I long resisted reading this book. I knew the volume chronicled the much too real squalor and marginalized population that Mumbai lives with, with alarming peace and regularity. On one side, there is this seemingly globalized progressive glossy world of Lakme Fashion Week and on the other is this world of cheap labor that performs countless menial works to keep the richer rich by moving and inhabiting the marginalized population in squalid conditions. I have had my ruthless share of V. S. Naipaul’s trilogy on India.
But after multiple references, I gave up and made my way to Boo’s pages.
Boo has restricted her book entirely to a suburban slum that adjoins the ever-expanding Mumbai International Airport, Annawadi. Annawadi is a community that started settling circa 1990 and now faces threat from enterprising ‘shining India’ that needs luxury hotels and world-class airport. But what is ambitious as development means displacement for the residents of Annawadi, for where will they really go when their land is taken in by an expanding airport and its luxurious expectations? Katherine Boo focuses her ethnographic study on this single urban slum, which she calls ‘undercity’ – undercity that is discretely placed as a bitter side dish under the complicated layers of urbanization and this world that cannot be taken along with forward-marching India. And hence as she puts the matter in her words: “In every community, the details differ, and matter.” Certainly. So yes, her book is a detailed one, tirelessly descriptive but not pioneering one so to speak. But Boo is not claiming it to be that, only the media is.

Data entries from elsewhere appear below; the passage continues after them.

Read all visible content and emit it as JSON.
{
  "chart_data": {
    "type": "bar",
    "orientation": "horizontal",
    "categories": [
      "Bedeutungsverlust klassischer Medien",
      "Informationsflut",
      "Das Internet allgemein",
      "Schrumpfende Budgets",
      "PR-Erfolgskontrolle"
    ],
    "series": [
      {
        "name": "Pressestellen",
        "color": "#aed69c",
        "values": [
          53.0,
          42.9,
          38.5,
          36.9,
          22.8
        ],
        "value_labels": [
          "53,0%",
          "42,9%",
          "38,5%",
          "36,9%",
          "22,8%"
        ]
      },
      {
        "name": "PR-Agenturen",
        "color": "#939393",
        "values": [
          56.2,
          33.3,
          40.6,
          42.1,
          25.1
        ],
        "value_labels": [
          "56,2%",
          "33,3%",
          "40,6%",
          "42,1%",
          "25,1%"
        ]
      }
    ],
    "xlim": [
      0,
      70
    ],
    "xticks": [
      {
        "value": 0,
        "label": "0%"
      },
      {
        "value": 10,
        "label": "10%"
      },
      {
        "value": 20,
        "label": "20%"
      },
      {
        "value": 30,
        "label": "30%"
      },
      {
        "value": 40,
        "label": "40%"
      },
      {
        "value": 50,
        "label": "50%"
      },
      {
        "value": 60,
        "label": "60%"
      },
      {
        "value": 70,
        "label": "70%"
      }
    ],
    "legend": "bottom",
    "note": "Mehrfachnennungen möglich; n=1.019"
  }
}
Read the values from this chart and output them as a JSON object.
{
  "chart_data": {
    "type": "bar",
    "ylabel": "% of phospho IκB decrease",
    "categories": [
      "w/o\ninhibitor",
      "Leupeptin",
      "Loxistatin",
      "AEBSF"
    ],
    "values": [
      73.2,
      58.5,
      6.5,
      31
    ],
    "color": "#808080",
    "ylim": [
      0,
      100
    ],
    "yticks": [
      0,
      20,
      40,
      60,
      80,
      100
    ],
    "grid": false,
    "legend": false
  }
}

The book portrays closely-observed inhabitants of Annawadi, which range from garbage-pickers, garbage-sorters, and garbage-stealers, primarily scavengers of the city. With that Boo weaves this intricate story of envy-driven Fatima Shaikh who somehow manages a vengeance plot against a young boy named Abdul, a rag picker, who she has accused of a gruesome crime. The story does not end with anything definitive except for this complex multi-layered tale, rich with detailed portrayals.
This is perhaps the most striking feature, where Boo never gets pedantic offering sympathy and pity and most importantly any good-intentioned patronizing solutions. Her strength lies in honest penetrative invisible eyes, which are grasping every detail of events and texture of Annawadi. Presenting the larger issue of organic urban settlements and exclusion perils that it comes with for those who miss hopping the development train. One may call it heartless and cruel but Boo doesn’t do that. She is busy describing endlessly the layers of this complex settlement, which is a microcosm of change, through urbanization that is looming large on Mumbai’s head.
There are difficult issues with extremely uncomfortable questions to be raised. Perhaps it’s not about poverty-surviving martyrs anymore but a collective failure of policies that were ineffective or more importantly which never existed.
Katherine’s painstaking portrayal of lives of Annawadians shatters the myth of upward progressing financial capital of India and it hints unglamorously at what lays in its broken system. Corrupt system, which somehow fails only the poor and their poverty. Their lives are an embarrassment to this modernizing City of Mumbai. Will they be left behind and crushed to anonymity or confined and hidden accurately behind the walls away like the trash they collect and sort for this other India?